1. Living room lamps. I found the perfect lamps last summer at Tuesday Morning. They were a relative bargain, but I  had already exhausted my shopping budget at the time, so I didn't pick them up. I've since found the lamps online at prices I am neither willing or able to pay. They are simple and clean lined, and given the popularity of crystal lamps right now, should be easy to find. But, alas, no luck yet:
2. For that same room, I need art and/or a mirror for the wall. I'd love a big silver quatrefoil mirror flanked by a pair of brackets that hold some sort of objet. And a somewhat abstract piece that has a slightly musical theme.

3. For the dining room, a new table and a pair of head chairs. I love the four side chairs I have now, but the current room really needs to seat six, and the 4-foot round table I have just looks too small for the space.

4. Drapes for the living and dining room. I'm thinking something along the line of a Kelly Wearstler Imperial Trellis. Maybe just a solid panel with a band of a similar geometric print on the leading edge. (If only I'd snatched up a few panels of Z Gallerie's "Tango" before they were pulled for copyright infringment!)

5. A pair of chairs for the study. We have a "gaming area" set up on one side of our study where we can indulge our inner child with the latest Wii and Playstation games. A couple of small-scaled leather chairs are in order, and I feel certain I can find those at TJ Maxx or Marshalls when I'm ready. Likewise, the study needs drapes. The walls are a silver-blue, and wood pieces are dark cherry. I currently have an old rug in primarly gold and dark red tones that I would like to keep in that room, but the drapes are going to have to pull all of those colors together.

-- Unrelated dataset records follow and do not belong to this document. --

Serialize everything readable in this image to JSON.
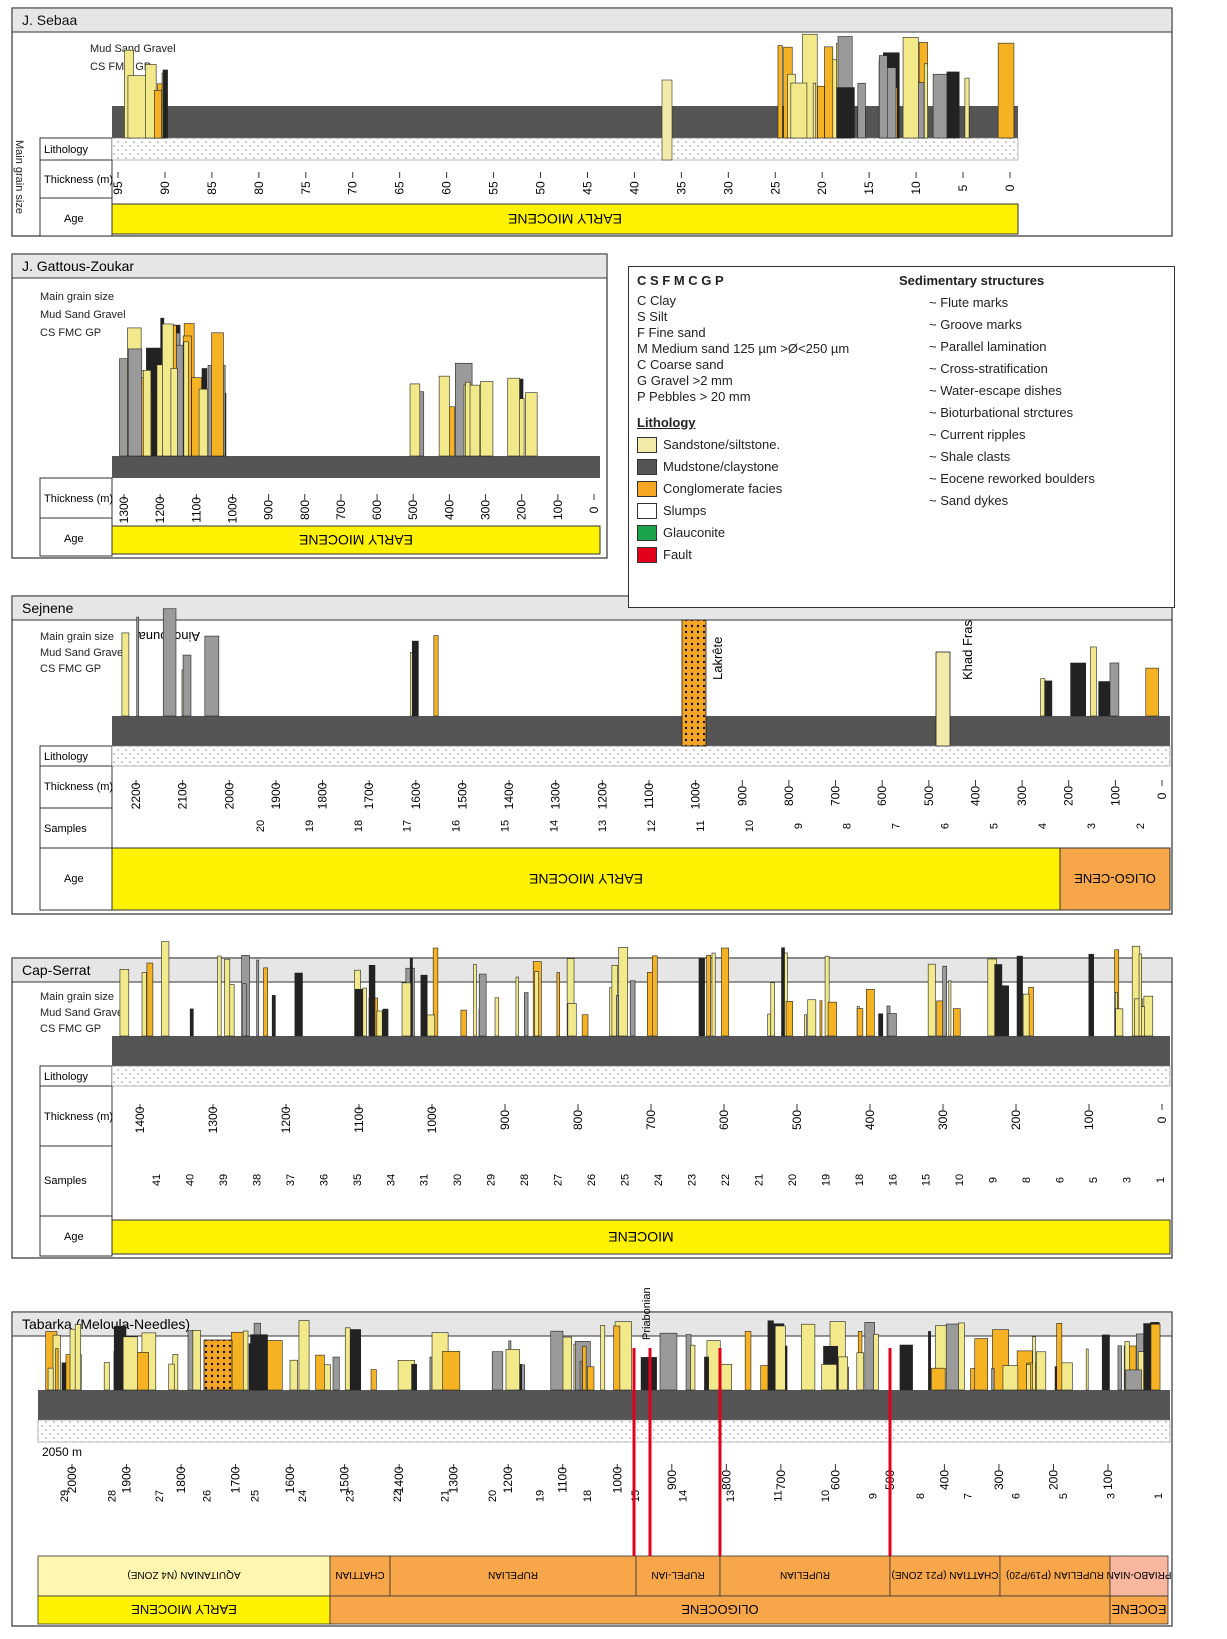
{
  "columns": {
    "sebaa": {
      "title": "J. Sebaa",
      "age_header": "Age",
      "thickness_header": "Thickness (m)",
      "lithology_header": "Lithology",
      "grain_header": "Main grain size",
      "grain_sub": "Mud Sand Gravel",
      "grain_codes": "CS FMC GP",
      "age_band": "EARLY MIOCENE",
      "ticks": [
        "95",
        "90",
        "85",
        "80",
        "75",
        "70",
        "65",
        "60",
        "55",
        "50",
        "45",
        "40",
        "35",
        "30",
        "25",
        "20",
        "15",
        "10",
        "5",
        "0"
      ]
    },
    "gattous": {
      "title": "J. Gattous-Zoukar",
      "age_header": "Age",
      "thickness_header": "Thickness (m)",
      "grain_header": "Main grain size",
      "grain_sub": "Mud Sand Gravel",
      "grain_codes": "CS FMC GP",
      "age_band": "EARLY MIOCENE",
      "ticks": [
        "1300",
        "1200",
        "1100",
        "1000",
        "900",
        "800",
        "700",
        "600",
        "500",
        "400",
        "300",
        "200",
        "100",
        "0"
      ]
    },
    "sejnene": {
      "title": "Sejnene",
      "age_header": "Age",
      "samples_header": "Samples",
      "thickness_header": "Thickness (m)",
      "lithology_header": "Lithology",
      "grain_header": "Main grain size",
      "grain_sub": "Mud Sand Gravel",
      "grain_codes": "CS FMC GP",
      "age_band": "EARLY MIOCENE",
      "age_band2": "OLIGO-CENE",
      "labels": {
        "ainchouna": "Ainchouna",
        "lakrete": "Lakrête",
        "khad": "Khad Fras"
      },
      "ticks": [
        "2200",
        "2100",
        "2000",
        "1900",
        "1800",
        "1700",
        "1600",
        "1500",
        "1400",
        "1300",
        "1200",
        "1100",
        "1000",
        "900",
        "800",
        "700",
        "600",
        "500",
        "400",
        "300",
        "200",
        "100",
        "0"
      ],
      "samples": [
        "20",
        "19",
        "18",
        "17",
        "16",
        "15",
        "14",
        "13",
        "12",
        "11",
        "10",
        "9",
        "8",
        "7",
        "6",
        "5",
        "4",
        "3",
        "2"
      ]
    },
    "capserrat": {
      "title": "Cap-Serrat",
      "age_header": "Age",
      "samples_header": "Samples",
      "thickness_header": "Thickness (m)",
      "lithology_header": "Lithology",
      "grain_header": "Main grain size",
      "grain_sub": "Mud Sand Gravel",
      "grain_codes": "CS FMC GP",
      "age_band": "MIOCENE",
      "ticks": [
        "1400",
        "1300",
        "1200",
        "1100",
        "1000",
        "900",
        "800",
        "700",
        "600",
        "500",
        "400",
        "300",
        "200",
        "100",
        "0"
      ],
      "samples": [
        "41",
        "40",
        "39",
        "38",
        "37",
        "36",
        "35",
        "34",
        "31",
        "30",
        "29",
        "28",
        "27",
        "26",
        "25",
        "24",
        "23",
        "22",
        "21",
        "20",
        "19",
        "18",
        "16",
        "15",
        "10",
        "9",
        "8",
        "6",
        "5",
        "3",
        "1"
      ]
    },
    "tabarka": {
      "title": "Tabarka (Meloula-Needles)",
      "top_tick": "2050 m",
      "ticks": [
        "2000",
        "1900",
        "1800",
        "1700",
        "1600",
        "1500",
        "1400",
        "1300",
        "1200",
        "1100",
        "1000",
        "900",
        "800",
        "700",
        "600",
        "500",
        "400",
        "300",
        "200",
        "100"
      ],
      "samples": [
        "29",
        "28",
        "27",
        "26",
        "25",
        "24",
        "23",
        "22",
        "21",
        "20",
        "19",
        "18",
        "15",
        "14",
        "13",
        "11",
        "10",
        "9",
        "8",
        "7",
        "6",
        "5",
        "3",
        "1"
      ],
      "priabonian_label": "Priabonian",
      "stages": [
        "AQUITANIAN (N4 ZONE)",
        "CHATTIAN",
        "RUPELIAN",
        "RUPEL-IAN",
        "RUPELIAN",
        "CHATTIAN (P21 ZONE)",
        "RUPELIAN (P19/P20)",
        "PRIABO-NIAN"
      ],
      "epochs": [
        "EARLY MIOCENE",
        "OLIGOCENE",
        "EOCENE"
      ]
    }
  },
  "legend": {
    "grain_codes": [
      {
        "code": "C",
        "text": "Clay"
      },
      {
        "code": "S",
        "text": "Silt"
      },
      {
        "code": "F",
        "text": "Fine sand"
      },
      {
        "code": "M",
        "text": "Medium sand 125 µm >Ø<250 µm"
      },
      {
        "code": "C",
        "text": "Coarse sand"
      },
      {
        "code": "G",
        "text": "Gravel >2 mm"
      },
      {
        "code": "P",
        "text": "Pebbles > 20 mm"
      }
    ],
    "lithology_title": "Lithology",
    "lithology": [
      "Sandstone/siltstone.",
      "Mudstone/claystone",
      "Conglomerate facies",
      "Slumps",
      "Glauconite",
      "Fault"
    ],
    "structures_title": "Sedimentary structures",
    "structures": [
      "Flute marks",
      "Groove marks",
      "Parallel lamination",
      "Cross-stratification",
      "Water-escape dishes",
      "Bioturbational strctures",
      "Current ripples",
      "Shale clasts",
      "Eocene reworked boulders",
      "Sand dykes"
    ]
  },
  "colors": {
    "sand": "#f2eaa8",
    "yellow": "#fff200",
    "orange": "#f7a64a",
    "grey": "#555555",
    "mud": "#444",
    "conglomerate": "#e8a020",
    "fault": "#e3001b"
  }
}
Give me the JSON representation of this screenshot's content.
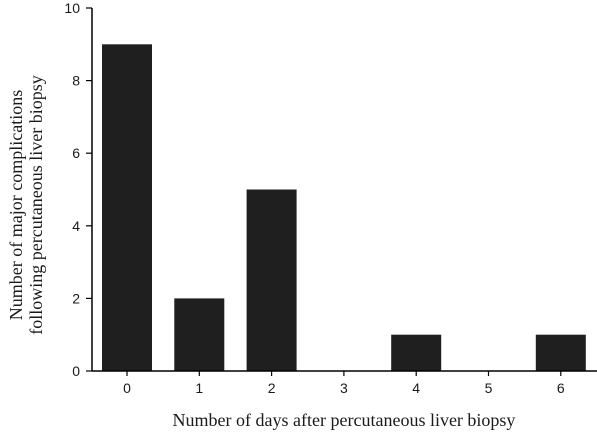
{
  "chart_data": {
    "type": "bar",
    "categories": [
      "0",
      "1",
      "2",
      "3",
      "4",
      "5",
      "6"
    ],
    "values": [
      9,
      2,
      5,
      0,
      1,
      0,
      1
    ],
    "title": "",
    "xlabel": "Number of days after percutaneous liver biopsy",
    "ylabel_lines": [
      "Number of major complications",
      "following percutaneous liver biopsy"
    ],
    "ylim": [
      0,
      10
    ],
    "yticks": [
      0,
      2,
      4,
      6,
      8,
      10
    ],
    "grid": false,
    "bar_color": "#1f1f1f"
  }
}
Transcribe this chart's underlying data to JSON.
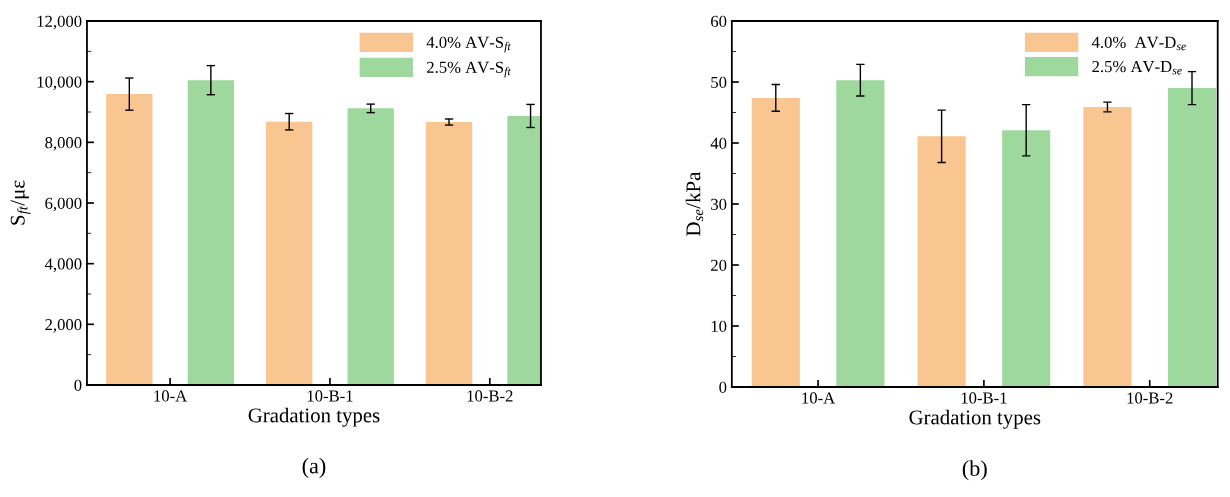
{
  "chart_data": [
    {
      "type": "bar",
      "categories": [
        "10-A",
        "10-B-1",
        "10-B-2"
      ],
      "xlabel": "Gradation types",
      "ylabel": "S$_{ft}$/με",
      "series": [
        {
          "name": "4.0% AV-S$_{ft}$",
          "color": "#f9c591",
          "values": [
            9590,
            8680,
            8670
          ],
          "errors": [
            530,
            270,
            100
          ]
        },
        {
          "name": "2.5% AV-S$_{ft}$",
          "color": "#9fd89d",
          "values": [
            10050,
            9120,
            8870
          ],
          "errors": [
            480,
            140,
            380
          ]
        }
      ],
      "ylim": [
        0,
        12000
      ],
      "yticks": [
        0,
        {
          "value": 2000,
          "label": "2,000"
        },
        {
          "value": 4000,
          "label": "4,000"
        },
        {
          "value": 6000,
          "label": "6,000"
        },
        {
          "value": 8000,
          "label": "8,000"
        },
        {
          "value": 10000,
          "label": "10,000"
        },
        {
          "value": 12000,
          "label": "12,000"
        }
      ],
      "legend": "top right",
      "grid": false,
      "annotations": [
        "(a)"
      ]
    },
    {
      "type": "bar",
      "categories": [
        "10-A",
        "10-B-1",
        "10-B-2"
      ],
      "xlabel": "Gradation types",
      "ylabel": "D$_{se}$/kPa",
      "series": [
        {
          "name": "4.0%  AV-D$_{se}$",
          "color": "#f9c591",
          "values": [
            47.4,
            41.1,
            45.9
          ],
          "errors": [
            2.2,
            4.3,
            0.8
          ]
        },
        {
          "name": "2.5% AV-D$_{se}$",
          "color": "#9fd89d",
          "values": [
            50.3,
            42.1,
            49.0
          ],
          "errors": [
            2.6,
            4.2,
            2.7
          ]
        }
      ],
      "ylim": [
        0,
        60
      ],
      "yticks": [
        0,
        10,
        20,
        30,
        40,
        50,
        60
      ],
      "legend": "top right",
      "grid": false,
      "annotations": [
        "(b)"
      ]
    }
  ]
}
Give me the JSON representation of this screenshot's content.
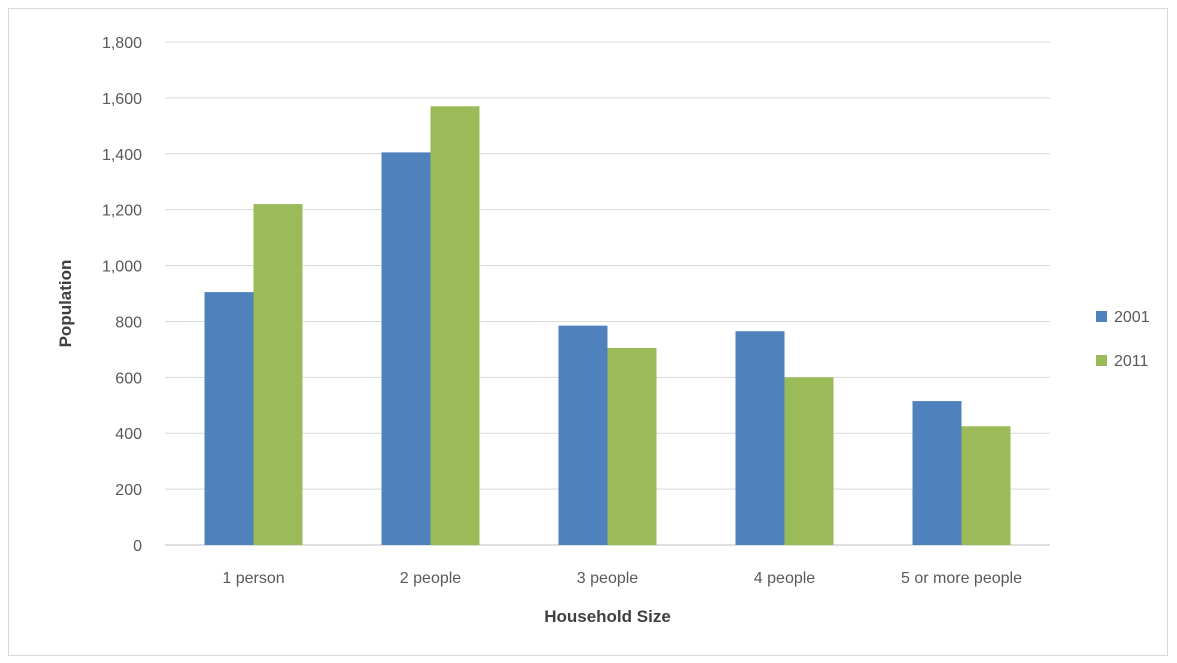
{
  "chart_data": {
    "type": "bar",
    "title": "",
    "xlabel": "Household Size",
    "ylabel": "Population",
    "categories": [
      "1 person",
      "2 people",
      "3 people",
      "4 people",
      "5 or more people"
    ],
    "series": [
      {
        "name": "2001",
        "color": "#4f81bd",
        "values": [
          905,
          1405,
          785,
          765,
          515
        ]
      },
      {
        "name": "2011",
        "color": "#9bbb59",
        "values": [
          1220,
          1570,
          705,
          600,
          425
        ]
      }
    ],
    "ylim": [
      0,
      1800
    ],
    "yticks": [
      0,
      200,
      400,
      600,
      800,
      1000,
      1200,
      1400,
      1600,
      1800
    ],
    "ytick_labels": [
      "0",
      "200",
      "400",
      "600",
      "800",
      "1,000",
      "1,200",
      "1,400",
      "1,600",
      "1,800"
    ],
    "grid": true,
    "legend_position": "right"
  }
}
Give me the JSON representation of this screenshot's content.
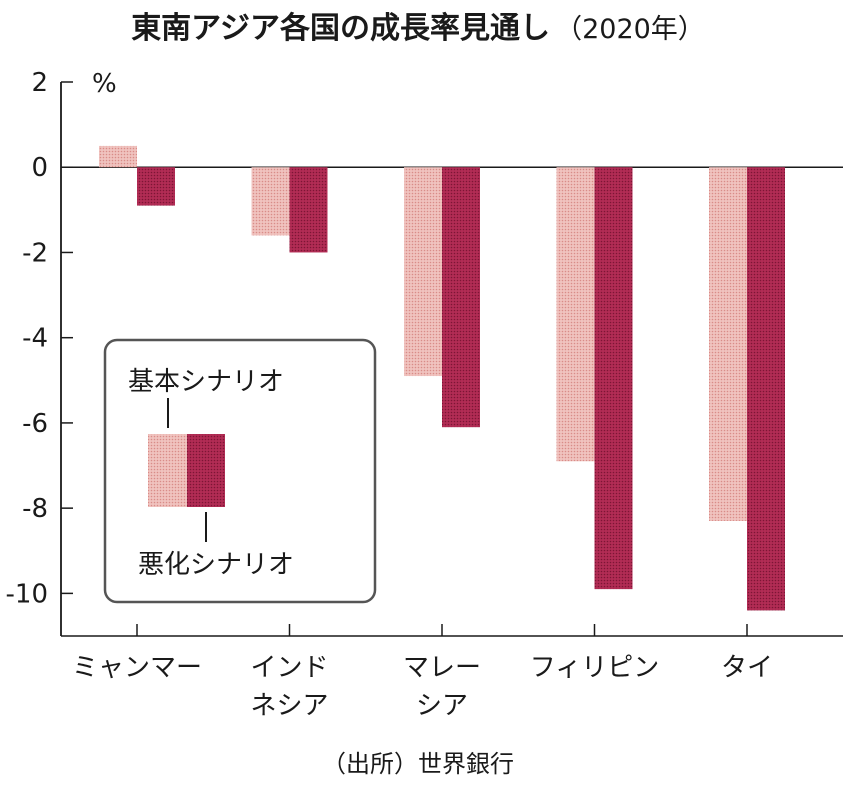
{
  "chart_data": {
    "type": "bar",
    "title": "東南アジア各国の成長率見通し",
    "subtitle": "（2020年）",
    "ylabel": "%",
    "xlabel": "",
    "ylim": [
      -11,
      2
    ],
    "yticks": [
      2,
      0,
      -2,
      -4,
      -6,
      -8,
      -10
    ],
    "grid": false,
    "categories": [
      [
        "ミャンマー"
      ],
      [
        "インド",
        "ネシア"
      ],
      [
        "マレー",
        "シア"
      ],
      [
        "フィリピン"
      ],
      [
        "タイ"
      ]
    ],
    "series": [
      {
        "name": "基本シナリオ",
        "values": [
          0.5,
          -1.6,
          -4.9,
          -6.9,
          -8.3
        ],
        "color": "#e8a9a4"
      },
      {
        "name": "悪化シナリオ",
        "values": [
          -0.9,
          -2.0,
          -6.1,
          -9.9,
          -10.4
        ],
        "color": "#a3234a"
      }
    ],
    "legend": {
      "placement": "lower-left"
    },
    "source": "（出所）世界銀行"
  }
}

6. The master bedroom has the largest list of things to buy. It needs new  bookshelves, a chaise lounge, drapery, a chandelier, and some piece of furniture to hide all of the television-related equipment in.

7. For the morning room, we're thinking of a piece of furniture that can serve as a bar, and another pair of comfortable chairs for morning coffee, as well as probably replacing the existing table and chairs.

8. And finally, a whole host of small accessories and art pieces for different places throughout the house.